Ogni volta il primo passo, quello con cui stacco il piede destro dal suolo, per avvicinarlo al sinistro già sul cavo, è il passo decisivo, in cui lascio indietro preoccupazioni e aspettative, e senza zavorre procedo lungo la mia strada.
In quel momento arriva la paura, e arriva ogni volta, puntuale, da 14 anni, tanto che ormai la aspetto e senza di lei non parto. Quello che faccio è pericoloso, e mi fa piacere aver qualcuno che mi dica di stare attento.
Percorrere la nostra strada, qualunque essa sia, è rischioso, ad ogni passo possiamo scivolare, cadere, sbattere, perdere qualcosa, ( anche trovare qualcosa, ma di questo parlerò in un altro articolo ) e la prima cosa per viaggiare sicuri è sapere che siamo a rischio.
Il rischio è una categoria dell’esistenza, in ogni momento, in ogni luogo siamo a rischio, dal momento in cui esitiamo corriamo il rischio di non esistere più.
Il funambolo si fa carico ( anche ) di questo aspetto dell’esistenza, uno dei lati che non ci piace, che vorremo cancellare e che per comodità spesso ignoriamo, illudendoci di essere al sicuro.
Tuttavia credere di essere invulnerabili è come viaggiare con un paraocchi, ossia non avere coscienza della situazione, del contesto, di ciò che ci circonda e che stiamo vivendo.
Viaggiando in questo modo l’inaspettato può sorprenderci, spiazzarci e arrecare danno.
Una delle trappole in cui è facile cadere è il pensiero di poter prevedere tutto e che seguendo tutte le buone pratiche per un lavoro sicuro annulliamo il rischio. Non possiamo prevedere ogni evenienza, e non possiamo controllare tutto, per questo è bene lavorare con il massimo della sicurezza e seguire scrupolosamente le procedure, e comunque non perdere la consapevolezza che il rischio è sempre lì con noi.
L’allenamento migliore e la migliore preparazione al rischio, per me, significa stare a contatto con esso, vivere con consapevolezza le situazioni critiche, per sapere mantenere il contatto con il contesto, senza sottovalutarlo , pensando che tanto abbiamo fatto tutto bene e quindi non ci sono rischi, e senza sopravvalutarlo, ossia stravolgendo la natura della criticità che ci si potrebbe parare dinnanzi.
Ciò che mi hanno insegnato i passi sul cavo è che di fronte alle situazioni critiche, quando il rischio aumenta, è bene rallentare piuttosto che cercare in fretta di fuggire, e penetrare a fondo la situazione, per capirla, per comprenderla, e per farla evolvere in qualcosa d’altro.
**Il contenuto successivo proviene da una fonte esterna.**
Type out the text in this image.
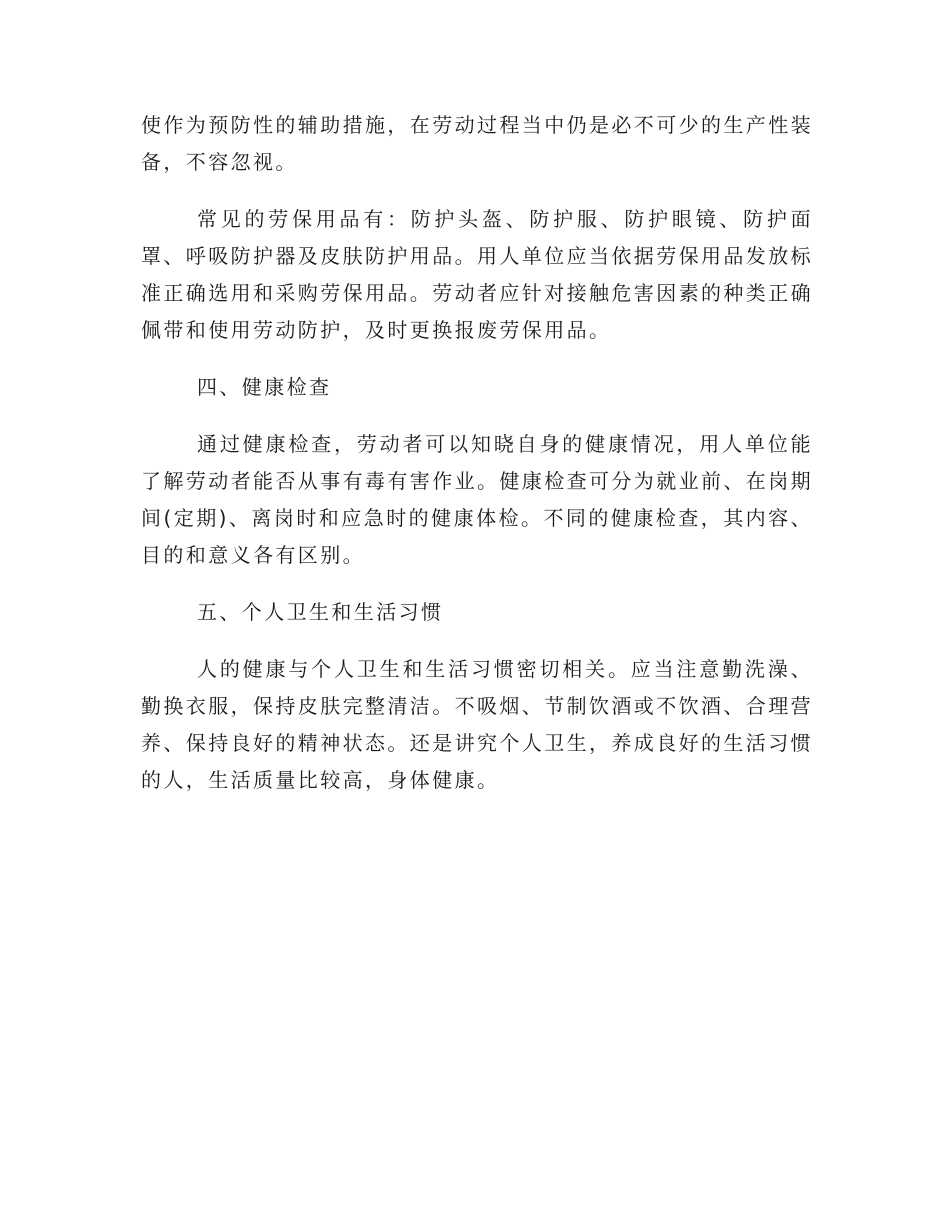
使作为预防性的辅助措施，在劳动过程当中仍是必不可少的生产性装备，不容忽视。

常见的劳保用品有：防护头盔、防护服、防护眼镜、防护面罩、呼吸防护器及皮肤防护用品。用人单位应当依据劳保用品发放标准正确选用和采购劳保用品。劳动者应针对接触危害因素的种类正确佩带和使用劳动防护，及时更换报废劳保用品。

四、健康检查

通过健康检查，劳动者可以知晓自身的健康情况，用人单位能了解劳动者能否从事有毒有害作业。健康检查可分为就业前、在岗期间(定期)、离岗时和应急时的健康体检。不同的健康检查，其内容、目的和意义各有区别。

五、个人卫生和生活习惯

人的健康与个人卫生和生活习惯密切相关。应当注意勤洗澡、勤换衣服，保持皮肤完整清洁。不吸烟、节制饮酒或不饮酒、合理营养、保持良好的精神状态。还是讲究个人卫生，养成良好的生活习惯的人，生活质量比较高，身体健康。
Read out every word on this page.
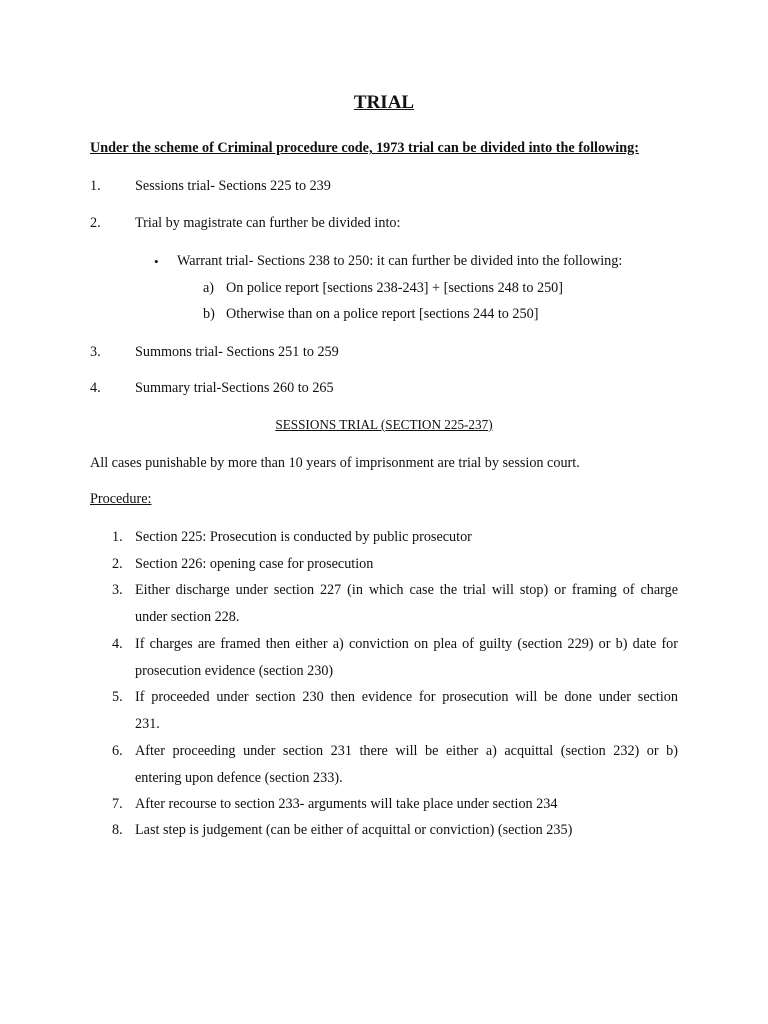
TRIAL
Under the scheme of Criminal procedure code, 1973 trial can be divided into the following:
1. Sessions trial- Sections 225 to 239
2. Trial by magistrate can further be divided into:
• Warrant trial- Sections 238 to 250: it can further be divided into the following:
a) On police report [sections 238-243] + [sections 248 to 250]
b) Otherwise than on a police report [sections 244 to 250]
3. Summons trial- Sections 251 to 259
4. Summary trial-Sections 260 to 265
SESSIONS TRIAL (SECTION 225-237)
All cases punishable by more than 10 years of imprisonment are trial by session court.
Procedure:
1. Section 225: Prosecution is conducted by public prosecutor
2. Section 226: opening case for prosecution
3. Either discharge under section 227 (in which case the trial will stop) or framing of charge
under section 228.
4. If charges are framed then either a) conviction on plea of guilty (section 229) or b) date for
prosecution evidence (section 230)
5. If proceeded under section 230 then evidence for prosecution will be done under section
231.
6. After proceeding under section 231 there will be either a) acquittal (section 232) or b)
entering upon defence (section 233).
7. After recourse to section 233- arguments will take place under section 234
8. Last step is judgement (can be either of acquittal or conviction) (section 235)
Insomma la soluzione è nel problema, bisogna però allenarsi a stare nel problema. Per fronteggiare ogni rischio è bene conoscere il rischio, frequentarlo, saperlo accogliere per quello che è.
Questa abitudine ci permette di leggere bene la situazione, per ciò che è, e non per quello che vorremo che fosse, crediamo che sia o dovrebbe essere, solo così potremo dare la risposta giusta e uscire dalla crisi.
Se non siamo abituati al rischio quando ci finiamo in mezzo, trovandoci esposti, e scopriamo di essere fragili, aggiungiamo anche il rischio di perdere la lucidità e le capacità che abbiamo acquisito, di non poter attingere a tutte le nostre competenze, proprio quando ne avremmo più bisogno.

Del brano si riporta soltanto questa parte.